Most recently, the Facial Recognition Act proposed by Congressman Ted Lieu would prohibit the use of facial recognition without a warrant and probable cause of a felony. Furthermore, facial recognition could no longer be used for immigration enforcement or to identify someone at a protest. While it does not go as far as other proposed legislation in banning the use of the technology altogether, the Facial Recognition Act would place strict limits on the largely unregulated use of such tools.
EU Considers Facial Recognition Ban
Under the current EU General Data Protection Regulation (GDPR), which became law in 2016, the use of facial recognition technology and other personal data processing systems is only permitted when consent is obtained, when legally obligated, or “for the performance of a task carried out in the public interest.” The public interest carve-out allows biometric data to be used by law enforcement agencies, which has increasingly become a source of tension.

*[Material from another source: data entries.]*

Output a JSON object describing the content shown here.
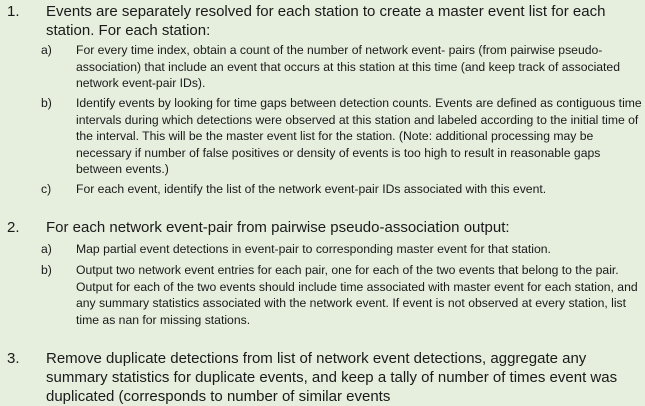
{
  "steps": [
    {
      "number": "1.",
      "text": "Events are separately resolved for each station to create a master event list for each station. For each station:",
      "subitems": [
        {
          "letter": "a)",
          "text": "For every time index, obtain a count of the number of network event- pairs (from pairwise pseudo-association) that include an event that occurs at this station at this time (and keep track of associated network event-pair IDs)."
        },
        {
          "letter": "b)",
          "text": "Identify events by looking for time gaps between detection counts. Events are defined as contiguous time intervals during which detections were observed at this station and labeled according to the initial time of the interval. This will be the master event list for the station. (Note: additional processing may be necessary if number of false positives or density of events is too high to result in reasonable gaps between events.)"
        },
        {
          "letter": "c)",
          "text": "For each event, identify the list of the network event-pair IDs associated with this event."
        }
      ]
    },
    {
      "number": "2.",
      "text": "For each network event-pair from pairwise pseudo-association output:",
      "subitems": [
        {
          "letter": "a)",
          "text": "Map partial event detections in event-pair to corresponding master event for that station."
        },
        {
          "letter": "b)",
          "text": "Output two network event entries for each pair, one for each of the two events that belong to the pair. Output for each of the two events should include time associated with master event for each station, and any summary statistics associated with the network event. If event is not observed at every station, list time as nan for missing stations."
        }
      ]
    },
    {
      "number": "3.",
      "text": "Remove duplicate detections from list of network event detections, aggregate any summary statistics for duplicate events, and keep a tally of number of times event was duplicated (corresponds to number of similar events",
      "subitems": []
    }
  ]
}
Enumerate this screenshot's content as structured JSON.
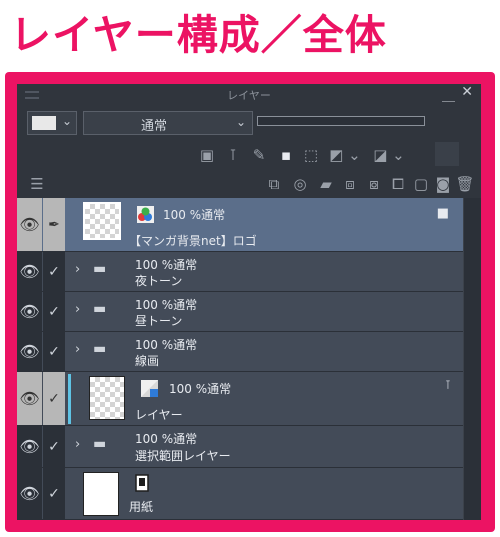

In October 2021, the European Parliament passed a non-binding resolution to ban police from using facial recognition technology. This is stronger than what has been proposed in the European Commission’s AI Act, which as currently written would still allow for the use of facial recognition technology to solve certain “serious” crimes. However, the exact exceptions have not been determined; As of the latest legislative negotiations around the act in October 2022, the ban would prohibit “placing or making available on the market, the putting into service or use of remote biometric identification systems that are or may be used in publicly or privately accessible spaces, both offline and online.”
While exceptions are still likely to be made, it seems as though lawmakers are in favor of a broad ban on the technology. A strict ban would undoubtedly impact returns for investors in facial recognition technology, as many of the companies work with companies and governments across the European Union.
As those concerned about the right to privacy continue pushing for legislation that bans or restricts facial recognition and other biometric technologies as the industry expands, some of the world’s largest companies like Google have reviewed and restricted company facial recognition policies. In 2020, IBM completely ended its use, research, and development of facial recognition technology: “IBM firmly opposes and will not condone uses of any [facial recognition] technology, including facial recognition technology offered by other vendors, for mass surveillance, racial profiling, violations of basic human rights and freedoms, or any purpose which is not consistent with our values and Principles of Trust and Transparency. We believe now is the time to begin a national dialogue on whether and how facial recognition technology should be employed by domestic law enforcement agencies.” Private capital managers should encourage the companies they invest in to do the same – at minimum, companies should lead in these efforts by cooperating with requests for transparency and committing to comply with regulations as they arise. Investors should also consider exiting the industry completely, as the surveillance technology inherently threatens privacy and other human rights.